А вот у большеглазой и не по годам серьезной Симоны руки были видно, совсем без костей. Или, с очень мелкими и от этого гибкими. Потому что со Спо она управилась, как булочник с тестом. И мой мальчик даже сообразить не успел, как уткнулся губами в гостеприимную материнскую грудь.

— Как у вас с молоком?

— Угу. Хорошо, — скосилась я на собственные внушительные «бидоны».

— Отлично. Если что, я вам орехов со сладкими сливками принесу… Через полчаса загляну, — и, подхватив мокрые покрывала, унеслась за высокую дверь.

— К вам теперь можно? — две физиономии: собачья и мальчишеская, на одной высоте высунулись из противоположной балконной.

— Мо-жно, — с замиранием, выдохнула я в их сторону. Нет, это просто чудо какое-то. После таких мучений и девяти месяцев ожидания вот так «раздвоиться». — Мой Спо… Мой малыш. И какой же ты… славный.

— Ага, — вытянула к нам шейку Марит. — Но, какой же ты ма-ленький.

— Так попробуй-ка, большого роди? — видно и Дахи тоже вчера впечатлился.

И один лишь Малай молча и очень пристально следил за нами, сидя сбоку у кроватного изголовья.

— А я, знаете, о чем сейчас подумала?.. Я раньше считала себя сиротой. А теперь просто права на это не имею.

— И кто у тебя его отобрал?

— Да никто. Я сама. Ну, какая я сирота? А вы? А мессир Беппе и монна Розет? А мой брат и Люса? Просто, семьи у всех разные. У меня — вот такая семья.

— Монна Зоя, а как же наш капитан? Он вам теперь кто?

— Он?.. Любимый мужчина и… отец моего ребенка, — и в какую бы даль не закинула меня моя шальная судьба, этого факта теперь ничто не изменит…

Вечер, тихий, безветренный, целиком заполнил собою комнату и раскрасил горы густыми прощальными полосами: махрово зеленой, сиреневой, фиолетовой. Само же небо сейчас сияло над неровными пологими кручами ярко-оранжевым апельсином уже невидимого уходящего солнца. Это, если смотреть с балкона налево.
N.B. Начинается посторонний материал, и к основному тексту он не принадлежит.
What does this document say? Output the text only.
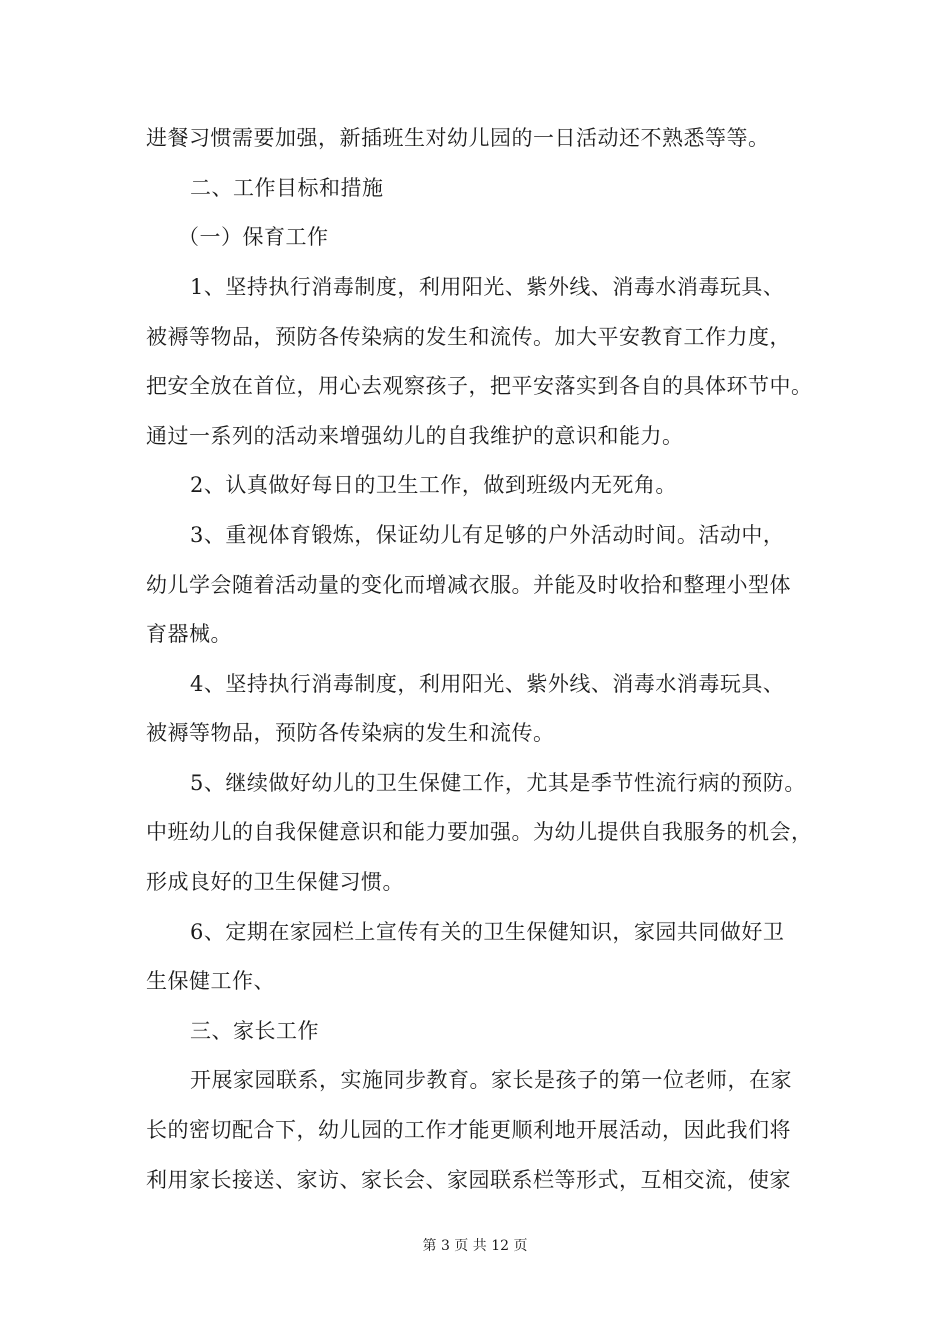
进餐习惯需要加强，新插班生对幼儿园的一日活动还不熟悉等等。
二、工作目标和措施
（一）保育工作
1、坚持执行消毒制度，利用阳光、紫外线、消毒水消毒玩具、
被褥等物品，预防各传染病的发生和流传。加大平安教育工作力度，
把安全放在首位，用心去观察孩子，把平安落实到各自的具体环节中。
通过一系列的活动来增强幼儿的自我维护的意识和能力。
2、认真做好每日的卫生工作，做到班级内无死角。
3、重视体育锻炼，保证幼儿有足够的户外活动时间。活动中，
幼儿学会随着活动量的变化而增减衣服。并能及时收拾和整理小型体
育器械。
4、坚持执行消毒制度，利用阳光、紫外线、消毒水消毒玩具、
被褥等物品，预防各传染病的发生和流传。
5、继续做好幼儿的卫生保健工作，尤其是季节性流行病的预防。
中班幼儿的自我保健意识和能力要加强。为幼儿提供自我服务的机会，
形成良好的卫生保健习惯。
6、定期在家园栏上宣传有关的卫生保健知识，家园共同做好卫
生保健工作、
三、家长工作
开展家园联系，实施同步教育。家长是孩子的第一位老师，在家
长的密切配合下，幼儿园的工作才能更顺利地开展活动，因此我们将
利用家长接送、家访、家长会、家园联系栏等形式，互相交流，使家
第 3 页 共 12 页
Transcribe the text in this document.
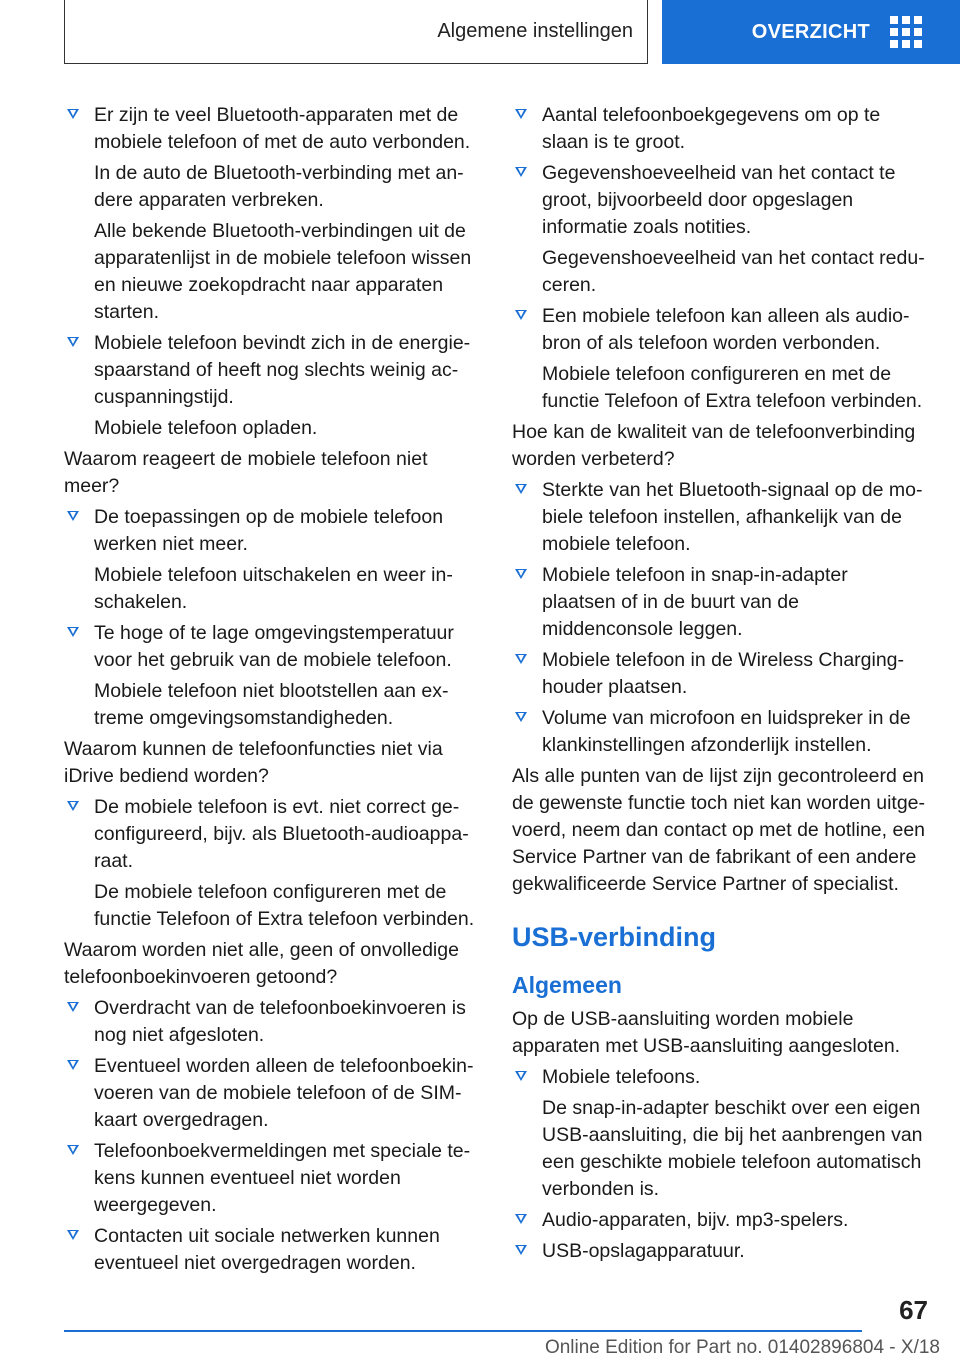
Algemene instellingen	OVERZICHT

Er zijn te veel Bluetooth-apparaten met de mobiele telefoon of met de auto verbonden.

In de auto de Bluetooth-verbinding met andere apparaten verbreken.

Alle bekende Bluetooth-verbindingen uit de apparatenlijst in de mobiele telefoon wissen en nieuwe zoekopdracht naar apparaten starten.

Mobiele telefoon bevindt zich in de energiespaarstand of heeft nog slechts weinig accuspanningstijd.

Mobiele telefoon opladen.

Waarom reageert de mobiele telefoon niet meer?

De toepassingen op de mobiele telefoon werken niet meer.

Mobiele telefoon uitschakelen en weer inschakelen.

Te hoge of te lage omgevingstemperatuur voor het gebruik van de mobiele telefoon.

Mobiele telefoon niet blootstellen aan extreme omgevingsomstandigheden.

Waarom kunnen de telefoonfuncties niet via iDrive bediend worden?

De mobiele telefoon is evt. niet correct geconfigureerd, bijv. als Bluetooth-audioapparaat.

De mobiele telefoon configureren met de functie Telefoon of Extra telefoon verbinden.

Waarom worden niet alle, geen of onvolledige telefoonboekinvoeren getoond?

Overdracht van de telefoonboekinvoeren is nog niet afgesloten.

Eventueel worden alleen de telefoonboekinvoeren van de mobiele telefoon of de SIM-kaart overgedragen.

Telefoonboekvermeldingen met speciale tekens kunnen eventueel niet worden weergegeven.

Contacten uit sociale netwerken kunnen eventueel niet overgedragen worden.

Aantal telefoonboekgegevens om op te slaan is te groot.

Gegevenshoeveelheid van het contact te groot, bijvoorbeeld door opgeslagen informatie zoals notities.

Gegevenshoeveelheid van het contact reduceren.

Een mobiele telefoon kan alleen als audiobron of als telefoon worden verbonden.

Mobiele telefoon configureren en met de functie Telefoon of Extra telefoon verbinden.

Hoe kan de kwaliteit van de telefoonverbinding worden verbeterd?

Sterkte van het Bluetooth-signaal op de mobiele telefoon instellen, afhankelijk van de mobiele telefoon.

Mobiele telefoon in snap-in-adapter plaatsen of in de buurt van de middenconsole leggen.

Mobiele telefoon in de Wireless Charging-houder plaatsen.

Volume van microfoon en luidspreker in de klankinstellingen afzonderlijk instellen.

Als alle punten van de lijst zijn gecontroleerd en de gewenste functie toch niet kan worden uitgevoerd, neem dan contact op met de hotline, een Service Partner van de fabrikant of een andere gekwalificeerde Service Partner of specialist.

USB-verbinding
Algemeen

Op de USB-aansluiting worden mobiele apparaten met USB-aansluiting aangesloten.

Mobiele telefoons.

De snap-in-adapter beschikt over een eigen USB-aansluiting, die bij het aanbrengen van een geschikte mobiele telefoon automatisch verbonden is.

Audio-apparaten, bijv. mp3-spelers.

USB-opslagapparatuur.

67
Online Edition for Part no. 01402896804 - X/18
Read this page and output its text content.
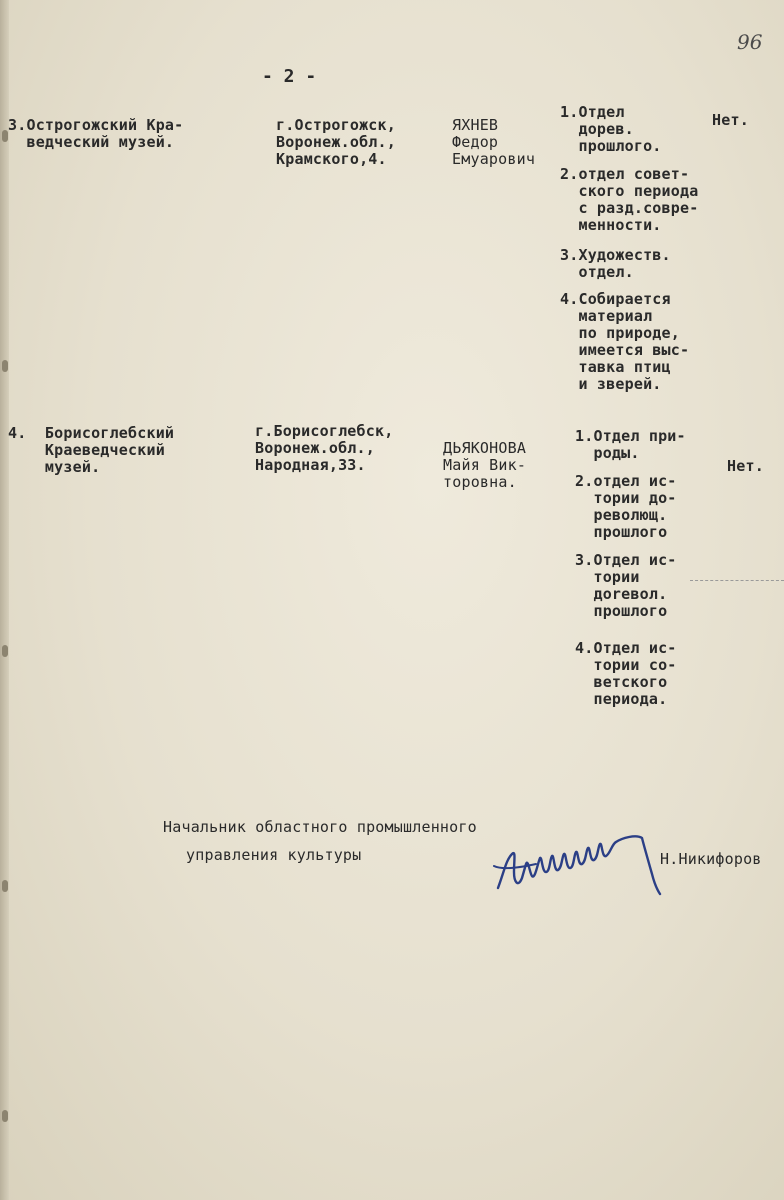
96
- 2 -
3.Острогожский Кра-
ведческий музей.
г.Острогожск,
Воронеж.обл.,
Крамского,4.
ЯХНЕВ
Федор
Емуарович
1.Отдел
дорев.
прошлого.
2.отдел совет-
ского периода
с разд.совре-
менности.
3.Художеств.
отдел.
4.Собирается
материал
по природе,
имеется выс-
тавка птиц
и зверей.
Нет.
4.  Борисоглебский
Краеведческий
музей.
г.Борисоглебск,
Воронеж.обл.,
Народная,33.
ДЬЯКОНОВА
Майя Вик-
торовна.
1.Отдел при-
роды.
2.отдел ис-
тории до-
револющ.
прошлого
3.Отдел ис-
тории
дorевол.
прошлого
4.Отдел ис-
тории со-
ветского
периода.
Нет.
Начальник областного промышленного
управления культуры	Н.Никифоров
А если опустить глаза вниз… Сплошной туманный океан, накрывший, уже отходящее ко сну, огромное пространство предгорья. И где там теперь белые дома деревень, поля и широкая прямая дорога, ведущая на север в Диганте, к торжественно-постному Виладжо и дальше, дальше, до лазурного Моря радуг? Где оно всё?

— Прямо, как «чистый холст». Даже, без подмалевка. Что хочешь, то и рисуй.

— Монна Зоя, вы зачем поднялись с постели?

— А? — и я даже не удивилась. Дон Нолдо, стукнув пару раз по балконным шершавым плиткам тростью, встал рядом. У перил. — Обычная здесь панорама… Так, почему игнорируете советы моего многомудрого лекаря? Он, вы знаете, очень обидчив.

— А я — плохая пациентка, дон Нолдо. Да мне и намного легче уже.

— Неужели?.. А где ваша верная свита?

А где моя «верная свита»? Разбрелась по здешним просторам. Дахи с Малаем валяются на библиотечном ковре среди книг (с картинками). Это мне Марит донесла. Сама же направилась в джингарскую баню с бассейном («Если я ЭТО в своей жизни пропущу, то, прокляну себя самопроклятьем»).

— Заняты важными делами, но, как соберутся, обязательно к нам с сыном зайдут.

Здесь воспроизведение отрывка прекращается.